The false consensus bias is the tendency to see our own attitudes, beliefs and behavior as being typical, correct and normal. The phenomenon of effect centralizes on people’s tendency to project their way of thinking onto other people, thinking other people think the same way as they do.

This logical fallacy may involve a group or just a sole individual that assumes their own set of opinions. The beliefs and impressions are more prevalent amongst public than they actually are.

Psychologists have often attributed the false-consensus effect to a desire to view one’s thoughts as appropriate, normal, and correct.

False Consensus Experiment

In the 1977, Stanford University social psychologist Lee Ross and his colleagues performed some eye-opening experiments. The researchers had participants choose a way to respond to an imagined conflict and then estimate how many people would also select the same resolution.

In the study, participants were asked to read about situations in which a conflict occurred and then told two alternative ways of responding to the situation.
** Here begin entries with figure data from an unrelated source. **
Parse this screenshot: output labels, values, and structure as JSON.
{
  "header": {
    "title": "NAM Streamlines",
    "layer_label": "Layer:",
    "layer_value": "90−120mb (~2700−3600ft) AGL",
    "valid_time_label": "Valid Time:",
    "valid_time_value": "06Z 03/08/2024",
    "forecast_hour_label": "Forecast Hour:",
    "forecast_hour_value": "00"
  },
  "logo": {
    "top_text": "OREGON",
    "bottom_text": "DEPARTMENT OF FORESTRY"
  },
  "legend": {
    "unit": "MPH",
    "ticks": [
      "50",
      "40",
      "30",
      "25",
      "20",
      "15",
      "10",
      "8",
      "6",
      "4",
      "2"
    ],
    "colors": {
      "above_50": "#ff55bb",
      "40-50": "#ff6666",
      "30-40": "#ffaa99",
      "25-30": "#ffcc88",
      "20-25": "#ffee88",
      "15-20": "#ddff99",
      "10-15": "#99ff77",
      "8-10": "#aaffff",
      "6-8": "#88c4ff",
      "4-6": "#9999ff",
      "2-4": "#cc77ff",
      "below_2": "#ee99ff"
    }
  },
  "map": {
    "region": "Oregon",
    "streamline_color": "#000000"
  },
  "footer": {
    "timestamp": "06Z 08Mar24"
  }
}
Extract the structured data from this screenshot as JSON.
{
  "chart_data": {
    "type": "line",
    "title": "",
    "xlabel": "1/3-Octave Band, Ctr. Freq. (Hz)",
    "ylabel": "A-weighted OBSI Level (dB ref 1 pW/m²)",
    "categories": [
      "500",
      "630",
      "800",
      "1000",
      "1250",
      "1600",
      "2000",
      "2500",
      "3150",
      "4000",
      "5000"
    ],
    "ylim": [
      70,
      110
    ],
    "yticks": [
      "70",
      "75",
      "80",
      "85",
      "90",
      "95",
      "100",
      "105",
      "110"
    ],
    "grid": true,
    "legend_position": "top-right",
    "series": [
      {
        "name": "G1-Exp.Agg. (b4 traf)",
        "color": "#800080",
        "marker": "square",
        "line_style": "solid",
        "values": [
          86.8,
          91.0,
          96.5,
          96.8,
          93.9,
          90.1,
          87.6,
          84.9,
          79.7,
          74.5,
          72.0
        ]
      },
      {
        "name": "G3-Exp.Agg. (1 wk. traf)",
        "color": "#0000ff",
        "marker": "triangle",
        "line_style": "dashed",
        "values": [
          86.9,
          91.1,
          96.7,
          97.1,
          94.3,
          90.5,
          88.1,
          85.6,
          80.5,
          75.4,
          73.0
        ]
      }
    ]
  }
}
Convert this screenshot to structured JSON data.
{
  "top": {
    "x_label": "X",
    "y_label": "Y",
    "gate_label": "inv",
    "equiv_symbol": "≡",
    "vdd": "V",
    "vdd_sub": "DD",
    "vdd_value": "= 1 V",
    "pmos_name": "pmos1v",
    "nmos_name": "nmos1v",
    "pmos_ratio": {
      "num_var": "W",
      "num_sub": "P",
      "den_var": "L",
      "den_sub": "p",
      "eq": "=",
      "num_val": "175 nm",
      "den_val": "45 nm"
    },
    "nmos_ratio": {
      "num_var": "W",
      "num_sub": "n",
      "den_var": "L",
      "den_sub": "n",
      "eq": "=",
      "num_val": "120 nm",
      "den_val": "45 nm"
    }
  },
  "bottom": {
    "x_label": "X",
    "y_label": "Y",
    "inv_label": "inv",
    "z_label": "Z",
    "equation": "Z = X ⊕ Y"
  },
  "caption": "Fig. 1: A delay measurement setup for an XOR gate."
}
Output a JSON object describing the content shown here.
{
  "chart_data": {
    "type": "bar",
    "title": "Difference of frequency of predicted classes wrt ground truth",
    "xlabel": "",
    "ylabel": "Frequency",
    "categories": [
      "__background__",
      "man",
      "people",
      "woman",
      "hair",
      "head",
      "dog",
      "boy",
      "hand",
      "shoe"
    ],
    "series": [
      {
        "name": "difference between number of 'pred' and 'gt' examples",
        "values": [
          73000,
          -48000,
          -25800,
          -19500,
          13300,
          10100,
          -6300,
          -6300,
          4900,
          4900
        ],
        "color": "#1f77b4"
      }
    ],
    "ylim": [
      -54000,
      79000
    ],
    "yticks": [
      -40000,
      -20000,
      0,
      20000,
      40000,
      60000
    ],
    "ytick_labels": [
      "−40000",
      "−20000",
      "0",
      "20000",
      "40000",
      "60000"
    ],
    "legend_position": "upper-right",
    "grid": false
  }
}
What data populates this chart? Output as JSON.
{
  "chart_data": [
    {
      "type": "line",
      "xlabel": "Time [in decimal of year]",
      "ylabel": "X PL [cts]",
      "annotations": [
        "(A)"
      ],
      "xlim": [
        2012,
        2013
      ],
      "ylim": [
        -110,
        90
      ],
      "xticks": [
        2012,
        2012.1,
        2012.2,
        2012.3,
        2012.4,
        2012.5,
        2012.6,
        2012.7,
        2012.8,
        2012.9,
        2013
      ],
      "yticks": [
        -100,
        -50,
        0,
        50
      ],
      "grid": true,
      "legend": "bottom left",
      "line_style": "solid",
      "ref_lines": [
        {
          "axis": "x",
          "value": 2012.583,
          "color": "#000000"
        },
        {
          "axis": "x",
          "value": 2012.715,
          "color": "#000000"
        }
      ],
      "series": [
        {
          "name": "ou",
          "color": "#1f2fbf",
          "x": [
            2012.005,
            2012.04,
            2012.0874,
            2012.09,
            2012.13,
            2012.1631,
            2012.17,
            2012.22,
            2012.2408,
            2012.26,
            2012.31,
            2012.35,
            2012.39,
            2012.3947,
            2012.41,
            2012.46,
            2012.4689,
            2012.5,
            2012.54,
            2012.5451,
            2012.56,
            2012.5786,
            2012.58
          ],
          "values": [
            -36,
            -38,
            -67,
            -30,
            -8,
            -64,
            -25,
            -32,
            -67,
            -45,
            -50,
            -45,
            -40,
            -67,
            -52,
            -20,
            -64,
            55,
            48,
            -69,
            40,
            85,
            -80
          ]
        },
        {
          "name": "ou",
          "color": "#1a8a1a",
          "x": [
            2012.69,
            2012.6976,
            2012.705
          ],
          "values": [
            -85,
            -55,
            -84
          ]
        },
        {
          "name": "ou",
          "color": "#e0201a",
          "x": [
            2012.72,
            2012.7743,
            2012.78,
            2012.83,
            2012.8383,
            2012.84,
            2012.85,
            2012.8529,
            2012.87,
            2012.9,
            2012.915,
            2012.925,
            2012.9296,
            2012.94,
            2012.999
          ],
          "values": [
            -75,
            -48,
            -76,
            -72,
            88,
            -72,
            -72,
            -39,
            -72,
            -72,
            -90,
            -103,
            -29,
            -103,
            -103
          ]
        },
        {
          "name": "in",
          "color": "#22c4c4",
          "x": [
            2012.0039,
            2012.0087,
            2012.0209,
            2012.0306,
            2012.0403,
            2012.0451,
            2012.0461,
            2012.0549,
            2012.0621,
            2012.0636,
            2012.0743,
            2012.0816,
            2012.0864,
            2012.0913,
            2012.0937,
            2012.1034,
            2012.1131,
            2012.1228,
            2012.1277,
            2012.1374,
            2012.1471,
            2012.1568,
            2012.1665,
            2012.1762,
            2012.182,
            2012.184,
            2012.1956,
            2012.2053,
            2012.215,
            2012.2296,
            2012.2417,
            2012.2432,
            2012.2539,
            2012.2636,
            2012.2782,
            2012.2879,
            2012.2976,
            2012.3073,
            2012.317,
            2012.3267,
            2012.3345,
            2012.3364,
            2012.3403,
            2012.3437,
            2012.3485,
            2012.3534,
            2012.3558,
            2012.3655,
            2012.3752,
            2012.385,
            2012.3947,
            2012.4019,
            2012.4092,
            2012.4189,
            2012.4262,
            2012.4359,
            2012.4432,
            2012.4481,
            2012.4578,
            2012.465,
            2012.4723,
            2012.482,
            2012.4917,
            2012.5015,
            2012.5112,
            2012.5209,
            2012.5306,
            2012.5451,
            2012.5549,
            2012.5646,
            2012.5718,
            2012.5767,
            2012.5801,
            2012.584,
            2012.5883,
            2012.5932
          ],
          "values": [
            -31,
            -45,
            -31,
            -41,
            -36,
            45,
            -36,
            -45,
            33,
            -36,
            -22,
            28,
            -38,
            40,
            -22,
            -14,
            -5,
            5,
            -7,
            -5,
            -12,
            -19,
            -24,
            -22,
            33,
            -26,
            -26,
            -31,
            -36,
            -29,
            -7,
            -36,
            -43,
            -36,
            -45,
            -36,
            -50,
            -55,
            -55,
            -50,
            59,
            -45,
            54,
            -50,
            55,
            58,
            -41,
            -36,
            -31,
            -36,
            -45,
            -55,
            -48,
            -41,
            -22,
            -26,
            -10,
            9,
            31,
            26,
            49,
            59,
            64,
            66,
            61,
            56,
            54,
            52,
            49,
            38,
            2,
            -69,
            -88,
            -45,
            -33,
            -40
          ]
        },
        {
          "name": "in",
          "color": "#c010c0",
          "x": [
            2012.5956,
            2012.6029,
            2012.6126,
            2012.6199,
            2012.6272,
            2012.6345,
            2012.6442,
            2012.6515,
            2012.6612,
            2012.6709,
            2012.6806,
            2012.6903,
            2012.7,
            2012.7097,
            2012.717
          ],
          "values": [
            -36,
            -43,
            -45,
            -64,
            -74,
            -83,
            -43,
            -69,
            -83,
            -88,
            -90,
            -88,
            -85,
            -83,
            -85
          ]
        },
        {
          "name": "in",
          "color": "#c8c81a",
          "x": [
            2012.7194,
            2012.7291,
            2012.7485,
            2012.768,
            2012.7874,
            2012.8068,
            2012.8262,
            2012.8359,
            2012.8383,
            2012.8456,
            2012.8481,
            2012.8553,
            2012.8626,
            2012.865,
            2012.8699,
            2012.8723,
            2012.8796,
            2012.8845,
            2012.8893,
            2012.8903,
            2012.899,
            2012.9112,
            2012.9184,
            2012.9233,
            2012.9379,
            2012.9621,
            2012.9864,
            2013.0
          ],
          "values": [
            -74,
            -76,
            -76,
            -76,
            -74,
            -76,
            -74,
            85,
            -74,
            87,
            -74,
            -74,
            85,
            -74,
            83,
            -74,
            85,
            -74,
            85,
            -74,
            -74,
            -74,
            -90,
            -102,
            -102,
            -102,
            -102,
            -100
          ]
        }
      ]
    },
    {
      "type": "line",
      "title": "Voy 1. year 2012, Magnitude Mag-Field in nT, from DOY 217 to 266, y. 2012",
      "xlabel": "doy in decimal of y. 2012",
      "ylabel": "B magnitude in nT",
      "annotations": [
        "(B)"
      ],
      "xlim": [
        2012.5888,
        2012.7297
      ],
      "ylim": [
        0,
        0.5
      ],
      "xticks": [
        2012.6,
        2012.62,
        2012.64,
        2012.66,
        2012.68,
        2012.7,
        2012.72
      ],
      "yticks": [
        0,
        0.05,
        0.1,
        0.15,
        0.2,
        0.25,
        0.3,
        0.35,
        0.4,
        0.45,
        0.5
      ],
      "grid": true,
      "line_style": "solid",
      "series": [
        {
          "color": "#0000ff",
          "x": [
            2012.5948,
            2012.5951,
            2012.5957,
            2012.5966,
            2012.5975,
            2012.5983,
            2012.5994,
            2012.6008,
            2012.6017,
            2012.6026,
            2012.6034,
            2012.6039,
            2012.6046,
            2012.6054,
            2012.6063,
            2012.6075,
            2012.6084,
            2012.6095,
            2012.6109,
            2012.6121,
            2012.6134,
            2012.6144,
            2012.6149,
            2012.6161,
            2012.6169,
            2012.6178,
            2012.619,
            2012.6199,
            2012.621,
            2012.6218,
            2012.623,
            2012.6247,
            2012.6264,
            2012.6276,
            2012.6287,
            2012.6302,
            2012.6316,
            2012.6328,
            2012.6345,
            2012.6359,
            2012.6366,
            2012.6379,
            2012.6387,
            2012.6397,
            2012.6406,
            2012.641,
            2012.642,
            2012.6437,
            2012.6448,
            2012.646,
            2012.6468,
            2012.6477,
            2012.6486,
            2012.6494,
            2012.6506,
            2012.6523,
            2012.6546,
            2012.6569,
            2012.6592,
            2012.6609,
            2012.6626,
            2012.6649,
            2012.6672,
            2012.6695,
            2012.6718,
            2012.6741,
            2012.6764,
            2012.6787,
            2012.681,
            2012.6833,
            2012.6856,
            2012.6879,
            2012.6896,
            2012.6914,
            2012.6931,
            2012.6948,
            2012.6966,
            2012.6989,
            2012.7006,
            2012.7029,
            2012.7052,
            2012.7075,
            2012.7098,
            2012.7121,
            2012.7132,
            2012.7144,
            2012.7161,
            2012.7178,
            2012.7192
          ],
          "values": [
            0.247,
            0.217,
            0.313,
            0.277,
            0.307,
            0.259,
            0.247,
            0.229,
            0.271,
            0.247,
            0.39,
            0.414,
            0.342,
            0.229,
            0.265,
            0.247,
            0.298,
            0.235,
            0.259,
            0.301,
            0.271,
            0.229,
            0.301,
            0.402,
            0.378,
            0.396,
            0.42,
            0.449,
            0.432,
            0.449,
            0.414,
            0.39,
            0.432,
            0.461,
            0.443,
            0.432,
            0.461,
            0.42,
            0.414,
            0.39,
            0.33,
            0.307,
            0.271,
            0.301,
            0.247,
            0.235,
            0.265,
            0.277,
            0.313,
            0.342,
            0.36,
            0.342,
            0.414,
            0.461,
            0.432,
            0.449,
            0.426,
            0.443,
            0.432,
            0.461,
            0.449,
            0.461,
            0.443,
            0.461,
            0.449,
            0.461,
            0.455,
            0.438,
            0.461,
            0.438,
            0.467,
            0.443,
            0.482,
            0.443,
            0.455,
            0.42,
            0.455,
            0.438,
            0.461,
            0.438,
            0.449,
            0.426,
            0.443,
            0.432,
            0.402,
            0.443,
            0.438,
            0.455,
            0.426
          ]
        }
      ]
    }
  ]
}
They were asked to do three things:

  • Guess which option other people would choose
  • Say which option they themselves would choose
  • Describe the attributes of the person who would likely choose each of the two options.

The results evidently showed that most of the subjects had thought that other people would do the same as them, regardless of which of the two responses they actually chose themselves. This validates the phenomenon of false consensus effect, where an individual thinks that other people think the same way they do when actually they often don’t.

See also  The Halo Effect

Another observation that emerged from the study is that when participants were asked to describe the attributes of the people who will likely make the choice opposite their own, subjects made extreme predictions about the personalities of those who didn’t share their choice.